Learn about character recognition features

Optical Character Recognition (OCR) is one of the three Vertex AI pre-trained APIs on Google Distributed Cloud (GDC) air-gapped. The OCR service detects text in various file types, such as images, document files, and handwritten text.

OCR offers the following methods available in Distributed Cloud to recognize text:

Method	Description
`BatchAnnotateImages`	Detect text from a batch of JPEG or PNG images provided in an inline request.
`BatchAnnotateFiles`	Detect text from a batch of PDF or TIFF files provided in an inline request.
`AsyncBatchAnnotateFiles`	Detect text from a batch of PDF or TIFF files in a storage bucket for offline requests.

Learn more about the supported languages detected by the text recognition feature.

Optical character recognition features

The OCR API can detect and extract text from images. The following two annotation features support optical character recognition:

TEXT_DETECTION detects and extracts text from any image. For example, a photograph might contain a street or traffic sign. The OCR service returns a JSON file with the extracted string, individual words, and their bounding boxes.

Figure 1. Road sign photograph where the OCR API detects words and their bounding boxes.
DOCUMENT_TEXT_DETECTION also extracts text from an image, but the service optimizes the response for dense text and documents. For example, a scanned image of typed text might contain several paragraphs and headings.

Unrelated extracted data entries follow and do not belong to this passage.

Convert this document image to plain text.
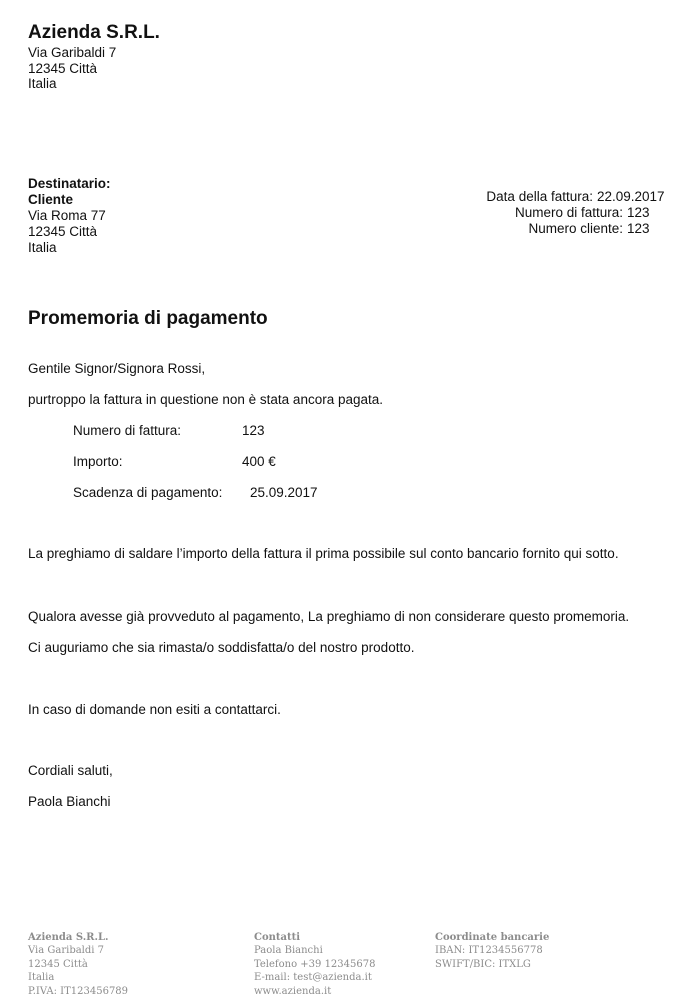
Azienda S.R.L.
Via Garibaldi 7
12345 Città
Italia
Destinatario:
Cliente
Via Roma 77
12345 Città
Italia
Data della fattura: 22.09.2017
Numero di fattura: 123
Numero cliente: 123
Promemoria di pagamento
Gentile Signor/Signora Rossi,
purtroppo la fattura in questione non è stata ancora pagata.
Numero di fattura:	123
Importo:	400 €
Scadenza di pagamento:	25.09.2017
La preghiamo di saldare l’importo della fattura il prima possibile sul conto bancario fornito qui sotto.
Qualora avesse già provveduto al pagamento, La preghiamo di non considerare questo promemoria.
Ci auguriamo che sia rimasta/o soddisfatta/o del nostro prodotto.
In caso di domande non esiti a contattarci.
Cordiali saluti,
Paola Bianchi
Azienda S.R.L.
Via Garibaldi 7
12345 Città
Italia
P.IVA: IT123456789
Contatti
Paola Bianchi
Telefono +39 12345678
E-mail: test@azienda.it
www.azienda.it
Coordinate bancarie
IBAN: IT1234556778
SWIFT/BIC: ITXLG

The OCR service returns a JSON file with page, block, paragraph, word, and break information.

Figure 2. Scanned image of typed text where the OCR API detects information such as words, pages, and paragraphs.

Handwritten text

Figure 3 is an image of handwritten text. The OCR API detects and extracts text from these images. For a list of handwriting scripts that support handwriting recognition, see Handwriting scripts.

Handwriting figure

Figure 3. Handwriting image where the OCR API detects text.

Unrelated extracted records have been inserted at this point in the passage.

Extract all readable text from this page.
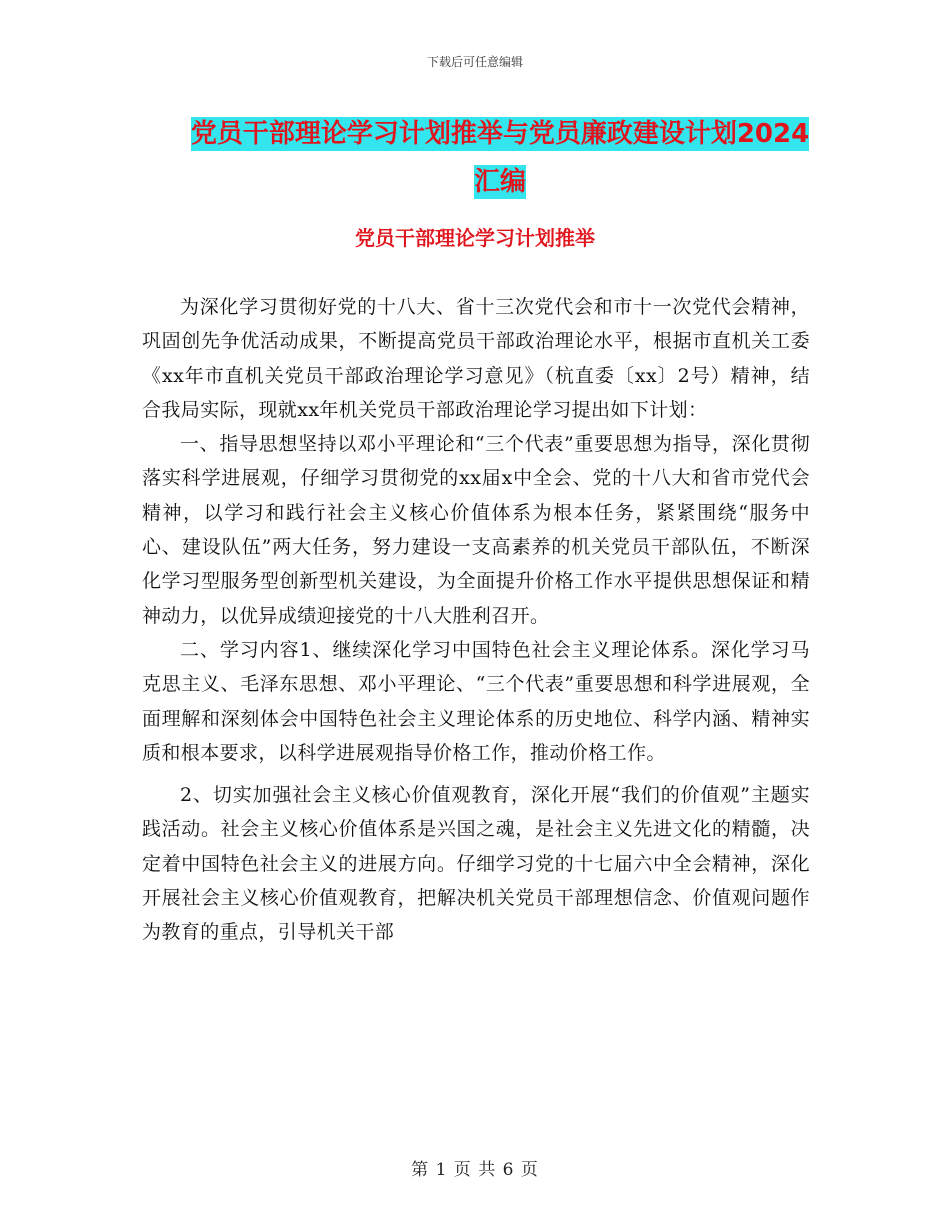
下载后可任意编辑
党员干部理论学习计划推举与党员廉政建设计划2024汇编
党员干部理论学习计划推举

为深化学习贯彻好党的十八大、省十三次党代会和市十一次党代会精神，巩固创先争优活动成果，不断提高党员干部政治理论水平，根据市直机关工委《xx年市直机关党员干部政治理论学习意见》（杭直委〔xx〕2号）精神，结合我局实际，现就xx年机关党员干部政治理论学习提出如下计划：

一、指导思想坚持以邓小平理论和“三个代表”重要思想为指导，深化贯彻落实科学进展观，仔细学习贯彻党的xx届x中全会、党的十八大和省市党代会精神，以学习和践行社会主义核心价值体系为根本任务，紧紧围绕“服务中心、建设队伍”两大任务，努力建设一支高素养的机关党员干部队伍，不断深化学习型服务型创新型机关建设，为全面提升价格工作水平提供思想保证和精神动力，以优异成绩迎接党的十八大胜利召开。

二、学习内容1、继续深化学习中国特色社会主义理论体系。深化学习马克思主义、毛泽东思想、邓小平理论、“三个代表”重要思想和科学进展观，全面理解和深刻体会中国特色社会主义理论体系的历史地位、科学内涵、精神实质和根本要求，以科学进展观指导价格工作，推动价格工作。

2、切实加强社会主义核心价值观教育，深化开展“我们的价值观”主题实践活动。社会主义核心价值体系是兴国之魂，是社会主义先进文化的精髓，决定着中国特色社会主义的进展方向。仔细学习党的十七届六中全会精神，深化开展社会主义核心价值观教育，把解决机关党员干部理想信念、价值观问题作为教育的重点，引导机关干部

第 1 页 共 6 页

Optical character recognition limits

The BatchAnnotateImages and BatchAnnotateFiles API methods only support a single request per batch call.

The following table lists the current limits of the OCR service in Distributed Cloud.

File limit for OCR	Value
Maximum number of pages	Five
Maximum file size	20 MB
Maximum image size	20 million pixels (length x width)

Submitted files for the OCR API that exceed the maximum number of pages or the maximum file size return an error. Submitted files that exceed the maximum image size are downsized to 20 million pixels.

Supported file types for OCR

The OCR pre-trained API detects and transcribes text from the following file types:

PDF
TIFF
JPG
PNG

You must store the files locally in your Distributed Cloud environment. You can't access files hosted in Cloud Storage or publicly available files for text detection.